Cogging or Magnetic Locking:
Fig: Double-cage & squirrel-cage motor
The rotor of a squirrel-cage motor sometimes refuses to start at all, particularly when the voltage is low. This happens when the number of stator teeth S1 is equal to the number of rotor teeth S2 and is due to the magnetic locking between the stator and rotor teeth. That is why this phenomenon is sometimes referred to as teeth-locking.
It is found that the reluctance of the magnetic path is minimum when the stator and rotor teeth face each other rather than when the teeth of one element are opposite to the slots on the other. It is in such positions of minimum reluctance, that the rotor tends to remain fixed and thus cause serious trouble during starting. Cogging of squirrel cage motors can be easily overcome by making the number of rotor slots prime to the number of stator slots.
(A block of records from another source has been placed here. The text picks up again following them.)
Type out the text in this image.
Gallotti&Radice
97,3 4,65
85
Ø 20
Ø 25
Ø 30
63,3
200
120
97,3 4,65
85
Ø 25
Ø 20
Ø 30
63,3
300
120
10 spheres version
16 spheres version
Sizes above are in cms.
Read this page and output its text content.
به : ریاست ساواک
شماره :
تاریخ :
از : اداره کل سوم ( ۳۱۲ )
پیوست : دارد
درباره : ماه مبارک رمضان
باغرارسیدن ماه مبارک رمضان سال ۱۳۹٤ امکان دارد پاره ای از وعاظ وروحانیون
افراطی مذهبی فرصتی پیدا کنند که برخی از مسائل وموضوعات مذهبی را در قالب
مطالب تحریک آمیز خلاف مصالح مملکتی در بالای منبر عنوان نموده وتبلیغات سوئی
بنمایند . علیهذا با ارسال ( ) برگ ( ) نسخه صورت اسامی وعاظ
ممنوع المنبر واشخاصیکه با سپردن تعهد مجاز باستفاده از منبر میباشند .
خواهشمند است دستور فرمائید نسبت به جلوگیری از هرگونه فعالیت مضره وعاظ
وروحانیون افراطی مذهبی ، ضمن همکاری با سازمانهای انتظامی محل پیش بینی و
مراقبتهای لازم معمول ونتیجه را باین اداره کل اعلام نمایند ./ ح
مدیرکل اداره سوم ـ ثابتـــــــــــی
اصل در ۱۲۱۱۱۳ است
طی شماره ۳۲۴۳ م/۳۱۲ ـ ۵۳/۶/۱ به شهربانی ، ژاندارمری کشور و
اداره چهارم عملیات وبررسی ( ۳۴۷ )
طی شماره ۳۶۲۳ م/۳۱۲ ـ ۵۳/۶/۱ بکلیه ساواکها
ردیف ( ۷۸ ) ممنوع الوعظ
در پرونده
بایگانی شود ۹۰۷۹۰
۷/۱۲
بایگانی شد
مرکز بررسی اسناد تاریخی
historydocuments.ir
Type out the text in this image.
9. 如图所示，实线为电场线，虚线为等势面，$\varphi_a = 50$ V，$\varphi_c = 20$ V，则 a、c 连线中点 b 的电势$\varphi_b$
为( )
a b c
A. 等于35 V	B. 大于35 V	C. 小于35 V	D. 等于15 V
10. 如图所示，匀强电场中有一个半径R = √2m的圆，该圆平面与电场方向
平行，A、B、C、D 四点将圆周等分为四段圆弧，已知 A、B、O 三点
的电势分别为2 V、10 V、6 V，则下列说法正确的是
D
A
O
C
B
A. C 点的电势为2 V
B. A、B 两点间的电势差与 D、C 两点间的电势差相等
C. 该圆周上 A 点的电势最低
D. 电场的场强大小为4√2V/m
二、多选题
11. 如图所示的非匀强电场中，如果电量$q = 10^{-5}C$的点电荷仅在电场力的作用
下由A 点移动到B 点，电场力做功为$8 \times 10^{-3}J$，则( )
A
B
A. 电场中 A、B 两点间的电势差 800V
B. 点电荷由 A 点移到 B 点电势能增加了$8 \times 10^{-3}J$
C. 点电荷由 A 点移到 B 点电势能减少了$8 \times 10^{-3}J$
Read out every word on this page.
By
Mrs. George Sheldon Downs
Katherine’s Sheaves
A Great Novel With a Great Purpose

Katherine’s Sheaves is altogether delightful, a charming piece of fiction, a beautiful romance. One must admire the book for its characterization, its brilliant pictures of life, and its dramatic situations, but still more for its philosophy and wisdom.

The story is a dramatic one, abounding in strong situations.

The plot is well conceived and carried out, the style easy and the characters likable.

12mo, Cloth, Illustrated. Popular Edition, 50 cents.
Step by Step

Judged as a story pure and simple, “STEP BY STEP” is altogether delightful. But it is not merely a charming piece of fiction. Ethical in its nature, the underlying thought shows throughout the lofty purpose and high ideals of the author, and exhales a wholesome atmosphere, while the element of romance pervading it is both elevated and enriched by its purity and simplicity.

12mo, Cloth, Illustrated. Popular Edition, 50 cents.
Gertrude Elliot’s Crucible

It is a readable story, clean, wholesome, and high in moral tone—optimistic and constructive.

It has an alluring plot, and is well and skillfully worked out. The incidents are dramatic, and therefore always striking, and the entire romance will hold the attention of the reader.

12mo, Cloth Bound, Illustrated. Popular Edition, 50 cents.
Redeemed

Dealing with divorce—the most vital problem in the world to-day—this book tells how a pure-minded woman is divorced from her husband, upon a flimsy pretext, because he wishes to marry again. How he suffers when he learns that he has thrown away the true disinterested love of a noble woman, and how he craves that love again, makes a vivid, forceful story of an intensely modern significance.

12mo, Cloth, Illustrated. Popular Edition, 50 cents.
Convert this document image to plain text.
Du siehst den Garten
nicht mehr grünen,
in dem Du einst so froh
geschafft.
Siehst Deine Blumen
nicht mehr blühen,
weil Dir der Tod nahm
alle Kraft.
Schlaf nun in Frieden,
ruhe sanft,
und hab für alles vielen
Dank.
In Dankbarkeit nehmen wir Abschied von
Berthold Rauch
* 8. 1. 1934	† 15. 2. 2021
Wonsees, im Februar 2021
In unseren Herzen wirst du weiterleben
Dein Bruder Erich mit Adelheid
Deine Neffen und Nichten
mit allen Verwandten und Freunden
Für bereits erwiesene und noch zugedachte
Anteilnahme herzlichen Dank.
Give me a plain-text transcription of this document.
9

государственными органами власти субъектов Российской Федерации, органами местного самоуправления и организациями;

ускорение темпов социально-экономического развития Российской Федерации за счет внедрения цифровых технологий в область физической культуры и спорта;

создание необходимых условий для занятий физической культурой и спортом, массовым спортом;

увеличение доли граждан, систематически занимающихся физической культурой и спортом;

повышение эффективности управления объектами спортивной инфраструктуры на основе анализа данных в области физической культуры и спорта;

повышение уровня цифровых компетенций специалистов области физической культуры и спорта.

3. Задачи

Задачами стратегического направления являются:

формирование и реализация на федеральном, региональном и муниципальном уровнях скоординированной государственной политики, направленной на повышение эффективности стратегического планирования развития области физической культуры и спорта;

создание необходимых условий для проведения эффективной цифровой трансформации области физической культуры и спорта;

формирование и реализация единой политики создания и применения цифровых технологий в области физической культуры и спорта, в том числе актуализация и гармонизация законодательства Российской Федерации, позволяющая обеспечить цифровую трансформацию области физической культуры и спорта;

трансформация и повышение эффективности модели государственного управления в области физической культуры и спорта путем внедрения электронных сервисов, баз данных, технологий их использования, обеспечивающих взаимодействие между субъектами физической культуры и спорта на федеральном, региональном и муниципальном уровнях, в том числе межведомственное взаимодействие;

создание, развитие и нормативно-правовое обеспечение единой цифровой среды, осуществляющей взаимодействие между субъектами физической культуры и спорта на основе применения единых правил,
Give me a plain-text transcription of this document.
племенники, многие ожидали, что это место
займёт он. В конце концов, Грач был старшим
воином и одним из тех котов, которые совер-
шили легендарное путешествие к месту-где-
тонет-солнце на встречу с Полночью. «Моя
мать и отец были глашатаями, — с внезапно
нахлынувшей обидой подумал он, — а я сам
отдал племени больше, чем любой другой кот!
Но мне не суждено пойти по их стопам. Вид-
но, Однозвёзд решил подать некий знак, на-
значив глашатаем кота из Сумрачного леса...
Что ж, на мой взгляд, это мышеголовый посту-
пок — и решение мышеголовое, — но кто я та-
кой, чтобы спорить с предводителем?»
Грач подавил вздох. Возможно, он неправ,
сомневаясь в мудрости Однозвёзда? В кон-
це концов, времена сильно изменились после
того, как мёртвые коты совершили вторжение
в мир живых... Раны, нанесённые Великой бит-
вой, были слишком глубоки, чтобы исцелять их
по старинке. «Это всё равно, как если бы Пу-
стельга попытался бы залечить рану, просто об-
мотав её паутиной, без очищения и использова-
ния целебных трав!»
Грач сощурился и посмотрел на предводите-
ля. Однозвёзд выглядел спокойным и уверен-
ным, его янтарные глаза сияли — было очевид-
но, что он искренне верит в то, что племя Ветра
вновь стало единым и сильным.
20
Induction motors have a series of slots in the stator and in the rotor. These slots should not be equal in number because if they are, there is a good chance that the motor will not start at all due to a characteristic known as cogging. The slots will align like a stepper motor.
For this reason, there are an unequal number of slots in the rotor and in the stator, but there can still be situations where the slot frequencies coincide with harmonic frequencies and this can cause torque modulations. The slots are skewed to keep an overlap on all slots to reduce this problem.